Tutorial 07: Chaos Engineering¶
Inject realistic data quality failures -- schema drift, null corruption, broken foreign keys -- to test your pipeline's resilience before production surprises you.
Prerequisites¶
- Completed Tutorial 06: Streaming (or equivalent experience)
- Familiarity with
Spindle.generate()and domain objects - Basic understanding of data quality concerns in ETL pipelines
What You'll Learn¶
- Why chaos engineering matters for data pipelines
- How to configure
ChaosEnginewithChaosConfigand intensity presets - How to apply value corruption (null injection, type mismatches)
- How to apply schema drift (added, removed, renamed columns)
- How to break referential integrity (orphaned foreign keys)
- How to inject temporal and volume chaos
- How to simulate day-by-day chaos escalation
- How to use
ChaosOverrideto force specific chaos on specific days
Time Estimate¶
~20 minutes
Why Inject Chaos?¶
Most data pipelines are tested with clean, well-formed data. But production data is messy:
- A source system deploys a schema change and suddenly a column is renamed or removed
- A bug in an upstream system starts writing nulls into a NOT NULL column
- A data migration corrupts foreign-key relationships
- A decimal field starts receiving string values
If you only test with clean data, these failures will surprise you in production. Chaos engineering means deliberately injecting failures so you can verify your pipeline handles them gracefully -- with clear error messages, proper quarantining, and no silent data loss.

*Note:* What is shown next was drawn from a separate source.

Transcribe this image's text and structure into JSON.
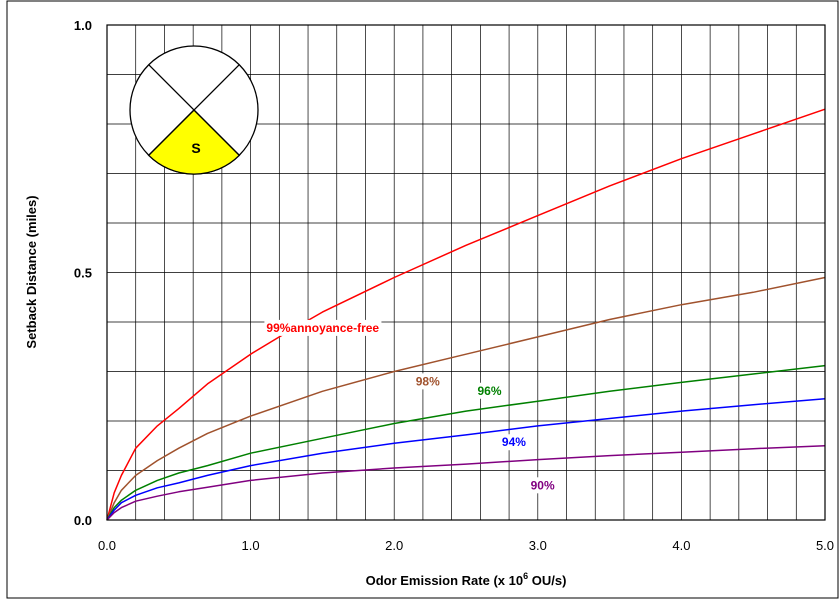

Step 1 -- Generate a Clean Baseline¶
Start with clean data so you can measure the impact of chaos by comparing before and after:
from sqllocks_spindle import Spindle, RetailDomain
result = Spindle().generate(domain=RetailDomain(), scale="small", seed=42)
print(result.summary())
print(f"\nBaseline null counts:")
for name, df in result.tables.items():
null_count = df.isnull().sum().sum()
print(f" {name}: {null_count} nulls across {len(df.columns)} columns")
Clean Spindle data has zero unexpected nulls and valid foreign keys throughout. This is your known-good baseline.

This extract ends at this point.